“He was just venting”: how Slash helped Jim Carrey mend his broken heart

There are few pains people can feel more acutely than the suffering that comes from lost love, but there’s much debate around the best cure for it.

Some folk will head off on holiday, others might go on a shopping spree, but if you’re wondering whether the offer to have a rock legend play a screaming guitar solo at ear-bleeding volume into your face would help, you’ll have to ask Jim Carrey.

The reason for that is some years back, Carrey suffered a break-up, not the first, it has to be said, because the bendy-faced funnyman is someone who, to put it mildly, has had a reasonably complex love life since he rose to fame in the early 1990s, and one of his famous friends, Slash from Guns N’ Roses, decided he needed cheering up.

Disappointingly, that didn’t involve taking him on a class-A powered John Lennon-style lost weekend, but did in fact involve pandering to the fact that he quite evidently is a huge exhibitionist, and so saw the axeman dragging him up on stage in order to scream out his pain over splitting from a female comedian with questionable morals. 

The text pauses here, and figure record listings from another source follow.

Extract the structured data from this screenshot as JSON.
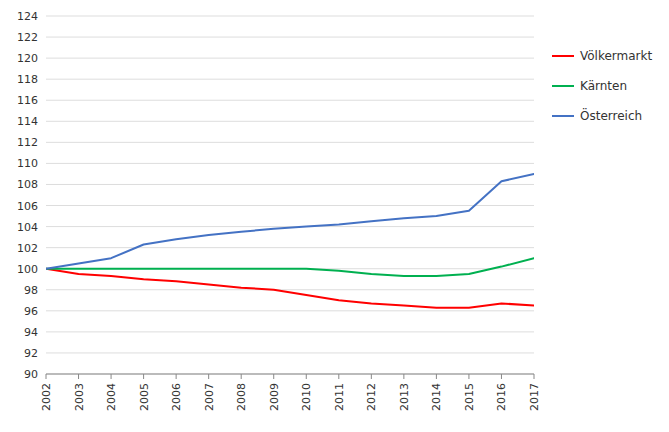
{
  "chart_data": {
    "type": "line",
    "x": [
      2002,
      2003,
      2004,
      2005,
      2006,
      2007,
      2008,
      2009,
      2010,
      2011,
      2012,
      2013,
      2014,
      2015,
      2016,
      2017
    ],
    "xlim": [
      2002,
      2017
    ],
    "xticks": [
      2002,
      2003,
      2004,
      2005,
      2006,
      2007,
      2008,
      2009,
      2010,
      2011,
      2012,
      2013,
      2014,
      2015,
      2016,
      2017
    ],
    "series": [
      {
        "name": "Völkermarkt",
        "color": "#ff0000",
        "values": [
          100.0,
          99.5,
          99.3,
          99.0,
          98.8,
          98.5,
          98.2,
          98.0,
          97.5,
          97.0,
          96.7,
          96.5,
          96.3,
          96.3,
          96.7,
          96.5
        ]
      },
      {
        "name": "Kärnten",
        "color": "#00b050",
        "values": [
          100.0,
          100.0,
          100.0,
          100.0,
          100.0,
          100.0,
          100.0,
          100.0,
          100.0,
          99.8,
          99.5,
          99.3,
          99.3,
          99.5,
          100.2,
          101.0
        ]
      },
      {
        "name": "Österreich",
        "color": "#4472c4",
        "values": [
          100.0,
          100.5,
          101.0,
          102.3,
          102.8,
          103.2,
          103.5,
          103.8,
          104.0,
          104.2,
          104.5,
          104.8,
          105.0,
          105.5,
          108.3,
          109.0
        ]
      }
    ],
    "ylim": [
      90,
      124
    ],
    "yticks": [
      90,
      92,
      94,
      96,
      98,
      100,
      102,
      104,
      106,
      108,
      110,
      112,
      114,
      116,
      118,
      120,
      122,
      124
    ],
    "grid": true,
    "legend": "right"
  }
}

As Slash told an Australian radio show back in 2012, “Guns N’ Roses did a cameo in a movie called The Dead Pool, and Jim Carey was in the movie, and he lip-synced to our song ‘Welcome to the Jungle’, and that was our initial meeting. But I have been friends with him since.”

Detailing the extent of the friendship, he added about how he helped Carrey out of a sticky emotional situation: “He broke up [with Jenny McCarthy], and he was having a moment, and I took him down to a club in LA called Cozy’s, and he got up and sang. We did ‘Black Betty’, and I think we did a Pink Floyd song, and he was just venting. It was pretty cool.”

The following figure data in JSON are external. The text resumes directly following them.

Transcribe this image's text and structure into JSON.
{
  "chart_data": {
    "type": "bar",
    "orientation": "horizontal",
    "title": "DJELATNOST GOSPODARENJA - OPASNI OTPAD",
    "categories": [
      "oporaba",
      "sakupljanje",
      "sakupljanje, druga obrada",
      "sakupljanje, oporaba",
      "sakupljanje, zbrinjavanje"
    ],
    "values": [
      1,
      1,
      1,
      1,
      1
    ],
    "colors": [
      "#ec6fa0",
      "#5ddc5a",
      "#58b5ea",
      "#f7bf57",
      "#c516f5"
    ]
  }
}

Footage from the performance shows a night that is basically exactly how you imagine it might be if someone told you a heartbroken Jim Carrey got up on stage one night with Slash. The actor looks wild-eyed, like he couldn’t care less about anything, which is very on brand for someone that’s just been unceremoniously dumped, and his vocals are frankly appalling, which again is to be expected, especially if you’ve ever seen him murder ‘I am the Walrus’ by The Beatles.

The glorified karaoke session is still worse than the original time the duo got together however, for the 1988 Clint Eastwood movie The Dead Pool, which was the fifth and final Dirty Harry movie, a series which had reached the point that, rather like a dog that you loved too much to put down, couldn’t walk anymore, had gone blind and couldn’t even get excited if you asked if it wanted to go to the park.

Carrey plays a character called Johnny Squares in the movie, ironically a rock singer, who is found dead from a heroin overdose, only for Eastwood’s Harry Callahan to discover he was actually murdered (dramatic music). Anyway, Johnny Squares has a ‘rock and roll’ funeral at which Guns N’ Roses make their uncredited appearance, but things get way, way weirder than that later on in some kind of dream sequence, during which Slash is seen on the docks by the sea and fires a harpoon gun through a window. Absolutely bizarre.